第209回:世界に影響を与えた100人
恒例のタイム誌『世界に影響を与えた100人』特別版が出ました。すでに日本のマスコミでも、そこで選ばれた二人の日本人について報じていましたから、ご周知の方も多いことでしょう。この特集は年一度、その年に活躍した人、話題になった人、本当の意味で他の人々に影響を与えた人を順位なしにピックアップしたものです。
もちろん、商業誌のことですから、過去に自分の雑誌で取り上げた人物、スキャンダラスに世間を騒がせた人も選ばれています。ですが全般的に見て、よく世界中にシカと目を配り、人選しているなーと思います。
この特集の面白さは、取り上げた人物もそうですが、その人を紹介する書き手がなかなかユニークなことです。例えば英国の首相、デイヴィッド・キャメロンを元カルフォルニア州知事のシュワルツネッガーが書き、オプラ・ウインフリーのことをCNNの大株主でメディアモンスター、億万長者のテッド・ターナーに書かせ、アリゾナ州のツーサンで頭に4発もの銃弾を受けながら、今奇跡的に回復しつつあるガブリエル・ジフォード上議員をオバマ大統領が書くという具合に、著名人に人物紹介記事を書かせているのです。
この一年、話題になったフェイスブックの創始者マーク・ザッカベリー、ウィキリークで名を馳せたジュリアン・アサンジ、このエッセイで取り上げたタイガーママのエイミィー・チュアも本物のトラ二匹と一緒に見開き2ページの大きな写真で載っています。
国の元首、政治家ではオバマ大統領はもちろんですが、フランスのサルコジ大統領、ドイツのメルケル首相、先に書いた英国首相、ブラジルの女性大統領デルマ・ルーセフ、 ヒラリー・クリントン国務長官、ミャンマーのスー・チーさんなどなど、豊富な顔ぶれですが、日本人政治家はいません。もっとも、首相が4年間に5回も変わるのでは、根付いた仕事も、評価もできないのでしょうね。
その代わり、今回取り上げられた日本人のお二人はとてもユニークな方々です。桜井勝延さんは南相馬市の市長さんです。写真で見ると、現場の作業員にような風貌で凡そインターネット世代とは見えませんが(ごめんなさい、歳を調べたらまだ55歳でした)U-Tubeなどを通じて、政府と東電に大いに噛み付き、お前たち情報を隠していたとやり、おまけに市民を飢餓にまで陥れた罪は政府、東電の無策にあるとぶち上げたのです。
南相馬市は福島から25キロ、強制退去のボーダーライン上にある町です。桜井市長のビデオクリップを見ますと、彼は市民と彼らの町を守るために必死の覚悟で事態収集に取り組んでいるのが、ひしひしと伝わってきます。それにしてもよくタイム誌が桜井市長にスポットを当て、取り上げたものだとだと思います。

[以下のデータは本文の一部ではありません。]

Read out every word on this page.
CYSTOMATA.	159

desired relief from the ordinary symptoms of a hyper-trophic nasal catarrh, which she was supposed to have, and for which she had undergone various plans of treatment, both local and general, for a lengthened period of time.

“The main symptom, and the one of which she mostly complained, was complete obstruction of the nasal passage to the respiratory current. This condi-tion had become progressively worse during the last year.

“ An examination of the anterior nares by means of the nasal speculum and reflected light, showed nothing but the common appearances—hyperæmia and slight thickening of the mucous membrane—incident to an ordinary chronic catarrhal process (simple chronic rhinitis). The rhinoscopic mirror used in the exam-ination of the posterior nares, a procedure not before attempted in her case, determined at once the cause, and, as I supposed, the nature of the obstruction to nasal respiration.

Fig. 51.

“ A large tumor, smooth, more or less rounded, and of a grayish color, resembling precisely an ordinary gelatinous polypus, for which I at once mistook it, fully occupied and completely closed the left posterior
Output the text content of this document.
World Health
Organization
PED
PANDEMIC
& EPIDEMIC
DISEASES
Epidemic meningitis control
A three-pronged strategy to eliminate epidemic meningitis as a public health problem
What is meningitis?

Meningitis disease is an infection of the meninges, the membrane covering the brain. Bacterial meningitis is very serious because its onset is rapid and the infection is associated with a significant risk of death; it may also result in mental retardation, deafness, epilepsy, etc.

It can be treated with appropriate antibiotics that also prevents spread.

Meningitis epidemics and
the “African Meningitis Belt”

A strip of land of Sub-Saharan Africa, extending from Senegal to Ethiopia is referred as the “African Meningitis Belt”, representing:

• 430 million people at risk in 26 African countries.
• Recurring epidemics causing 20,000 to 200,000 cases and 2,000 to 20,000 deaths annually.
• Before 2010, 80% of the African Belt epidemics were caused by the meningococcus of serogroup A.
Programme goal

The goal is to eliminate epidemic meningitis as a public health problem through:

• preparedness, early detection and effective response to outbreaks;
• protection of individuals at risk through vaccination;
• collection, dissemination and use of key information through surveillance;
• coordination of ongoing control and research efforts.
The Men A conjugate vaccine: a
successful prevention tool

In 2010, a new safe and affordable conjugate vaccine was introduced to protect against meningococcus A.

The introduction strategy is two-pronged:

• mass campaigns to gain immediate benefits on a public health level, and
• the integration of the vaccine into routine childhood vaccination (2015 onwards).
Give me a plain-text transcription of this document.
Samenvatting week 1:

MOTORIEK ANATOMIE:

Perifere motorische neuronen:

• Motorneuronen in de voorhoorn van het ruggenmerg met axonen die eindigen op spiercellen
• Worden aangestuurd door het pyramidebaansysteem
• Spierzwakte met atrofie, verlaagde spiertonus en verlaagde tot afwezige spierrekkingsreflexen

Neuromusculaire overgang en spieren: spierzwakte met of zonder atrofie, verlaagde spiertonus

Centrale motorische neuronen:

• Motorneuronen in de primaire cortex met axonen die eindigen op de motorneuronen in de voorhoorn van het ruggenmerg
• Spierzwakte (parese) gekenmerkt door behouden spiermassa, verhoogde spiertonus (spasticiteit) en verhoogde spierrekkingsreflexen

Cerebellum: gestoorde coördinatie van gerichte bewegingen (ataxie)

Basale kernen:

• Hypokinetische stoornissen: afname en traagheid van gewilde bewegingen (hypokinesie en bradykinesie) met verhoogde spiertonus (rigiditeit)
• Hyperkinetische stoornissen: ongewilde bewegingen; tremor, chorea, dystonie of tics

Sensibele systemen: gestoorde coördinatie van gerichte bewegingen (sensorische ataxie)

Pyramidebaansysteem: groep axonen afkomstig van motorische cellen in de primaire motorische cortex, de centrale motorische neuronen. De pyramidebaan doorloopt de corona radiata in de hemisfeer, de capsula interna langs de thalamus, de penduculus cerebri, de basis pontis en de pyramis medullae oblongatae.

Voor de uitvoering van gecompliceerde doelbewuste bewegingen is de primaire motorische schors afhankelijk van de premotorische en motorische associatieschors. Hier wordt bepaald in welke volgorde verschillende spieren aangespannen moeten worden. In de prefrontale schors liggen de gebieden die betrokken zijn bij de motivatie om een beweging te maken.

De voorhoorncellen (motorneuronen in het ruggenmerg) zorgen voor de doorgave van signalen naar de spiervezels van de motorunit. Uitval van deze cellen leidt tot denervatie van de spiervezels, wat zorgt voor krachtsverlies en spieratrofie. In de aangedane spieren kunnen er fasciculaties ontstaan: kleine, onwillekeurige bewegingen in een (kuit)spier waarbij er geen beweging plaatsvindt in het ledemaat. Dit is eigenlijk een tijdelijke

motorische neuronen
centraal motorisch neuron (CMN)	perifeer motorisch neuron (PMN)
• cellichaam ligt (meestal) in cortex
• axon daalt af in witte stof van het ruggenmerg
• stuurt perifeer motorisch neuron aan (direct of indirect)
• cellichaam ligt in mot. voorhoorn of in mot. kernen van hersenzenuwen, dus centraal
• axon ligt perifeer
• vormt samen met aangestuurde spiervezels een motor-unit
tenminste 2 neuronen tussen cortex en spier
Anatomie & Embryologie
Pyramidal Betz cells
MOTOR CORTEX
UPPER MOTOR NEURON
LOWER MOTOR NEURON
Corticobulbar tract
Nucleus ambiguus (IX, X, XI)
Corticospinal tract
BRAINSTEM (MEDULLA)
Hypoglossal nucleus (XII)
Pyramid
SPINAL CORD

もう一人の日本人は、管野武さんという若いお医者さんです。管野さんは勤務してる志津川病院で津波警報を聞き、即座に一番上の階へ、入院患者を全員移動させ、その病院も危険になり、強制退去命令が出たあとも、最後の患者さんが避難する3日後までそこに残りました。彼が家に帰った一時間前に奥さんが二人目の赤ちゃんを生んだことは、日本のマスコミでも取り上げていましたね。
皮肉なことに、今回の地震、津波が起こらなければ、お二人はタイム誌に載ることもなかったわけです。しかし、経済大国を自任していた日本から、政治家、経済人がまったく選ばれず、お二人のような、市井の方が選ばれたのは今の日本を象徴しているように見えます。
このお二人は、選ばれたことなどに関心がなく、あたり前のことをしただけだ…と思っている様子ですが、あの大災害の時には、このお二人のような方が、きっと何百人、何千人もいたことでしょう。そんな人たちが、これからの日本を築いていくのでしょうね。